Diaz meraih jas itu, kemudian memeriksanya dengan teliti, "Pastikan kau mencucinya dengan bersih dan segera mengembalikannya!" perintah Diaz.
"Dia bilang tidak perlu mengembalikannya."
"Kenapa dia sangat dermawan padamu, apa dia menyukaimu?" selidik Diaz, menatap Joanna dengan rasa curiga.
"Bi, apa yang bibi bicarakan? Itu bukan tanda cinta," jawab Joanna sambil menyeruput minuman hangat yang disiapkan Diaz.
"Meskipun begitu kau tetap harus mengembalikannya."
Joanna diam saja. Hanya satu jas saja kenapa membuat Bi Diaz bersikeras memintanya untuk mengembalikannya?
"Haruskah?" tanya Joanna.
Sebenarnya bukan masalah mengembalikannya, tapi Joanna enggan untuk bertemu pria itu lagi.

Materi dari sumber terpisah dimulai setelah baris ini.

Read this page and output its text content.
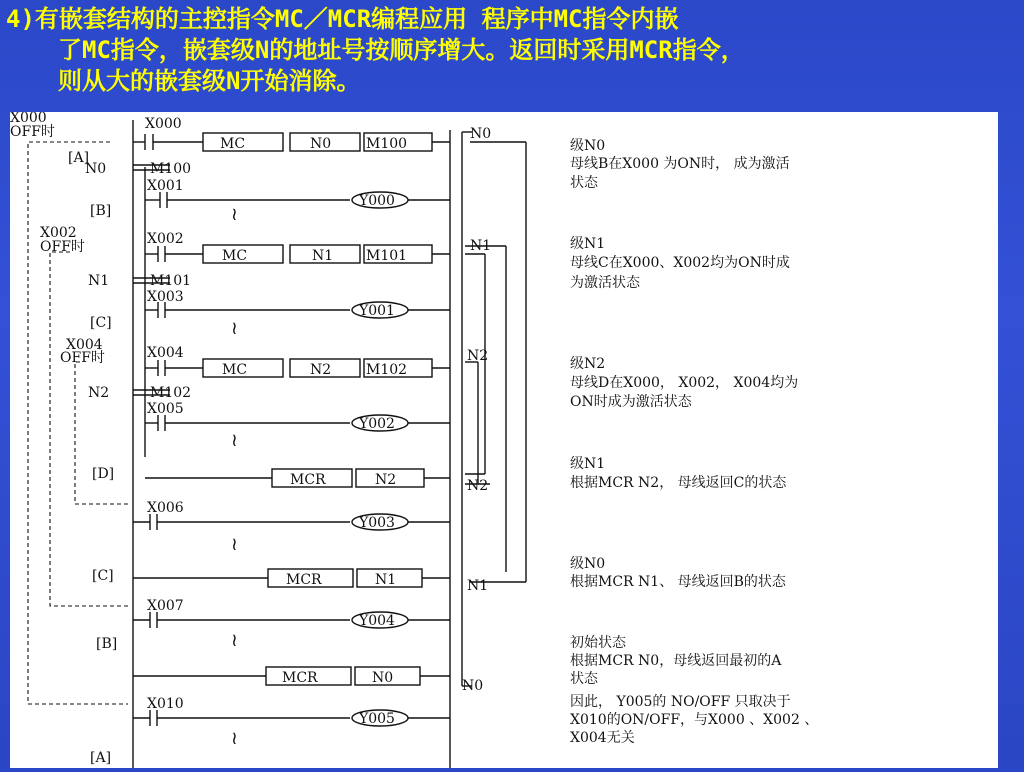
4)有嵌套结构的主控指令MC／MCR编程应用 程序中MC指令内嵌
了MC指令，嵌套级N的地址号按顺序增大。返回时采用MCR指令，
则从大的嵌套级N开始消除。
≀
≀
≀
≀
≀
≀
X000
OFF时	X000
MC	N0 M100
[A]
N0	M100
X001
Y000
[B]
X002
OFF时	X002
MC	N1 M101
N1	M101
X003
Y001
[C]
X004
OFF时	X004
MC	N2 M102
N2	M102
X005
Y002
[D]	MCR	N2
X006
Y003
[C]	MCR	N1
X007
Y004
[B]
MCR	N0
X010
Y005
[A]
N0
N1
N2
N2
N1
N0
级N0
母线B在X000 为ON时， 成为激活
状态
级N1
母线C在X000、X002均为ON时成
为激活状态
级N2
母线D在X000， X002， X004均为
ON时成为激活状态
级N1
根据MCR N2， 母线返回C的状态
级N0
根据MCR N1、 母线返回B的状态
初始状态
根据MCR N0，母线返回最初的A
状态
因此， Y005的 NO/OFF 只取决于
X010的ON/OFF，与X000 、X002 、
X004无关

"Dormeuil Vanquish II. Jas ini berasal dari Perancis dan hanya dibuat untuk seorang pelanggan khusus. Terbuat dari enam jenis kain yang langka. Harga setelan jas ini tak kurang dari 1.28 milyar rupiah. Apa kau yakin tak ingin mengembalikannya?" tanya Diaz.
Joanna tersedak minumannya ketika mendengar penuturan Diaz. Hanya selembar jas saja kenapa bisa semahal itu?
"Jika aku memiliki sembilan jas lagi yang seperti ini, bukankah jumlah itu melebihi harga rumah yang baru saja kubeli?" batin Joanna.
"Siapa yang memberikan jas semahal ini hanya untuk membantumu menutupi celana yang kotor?" selidik Diaz.
Joanna tersenyum canggung, "Itu, sebenarnya aku tidak tahu namanya," jawab Joanna.
"Tidak tahu? Apa kau tidak mengucapkan terimakasih padanya?"
"Tentu saja aku mengatakannya, tapi aku lupa tanya siapa namanya. Bi, jangan marah-marah dia memberikan nomornya padaku kok."
"Lalu tunggu apa lagi, cepat hubungi dia dan katakan akan mengembalikan jas ini secepatnya. Lalu, undang atau traktir dia makan malam saat kita selesai pindah rumah," cerocos Diaz.
"Bi?"
"Joanna, jangan mencari masalah dengan orang kaya dan segera kembalikan jasnya."
"Baiklah, aku akan menghubunginya nanti."
"Hubungi dia sekarang juga, kau akan lupa jika mengulur waktu lebih lama."
"Ah, baiklah."
Joanna mengambil tasnya, mencari selembar kertas yang diberikan Louise. Cukup lama dia mencari, sampai akhirnya menemukan kertas kecil itu terselip diantara pembalut cadangan di dalam tas dan hampir berubah menjadi bubur.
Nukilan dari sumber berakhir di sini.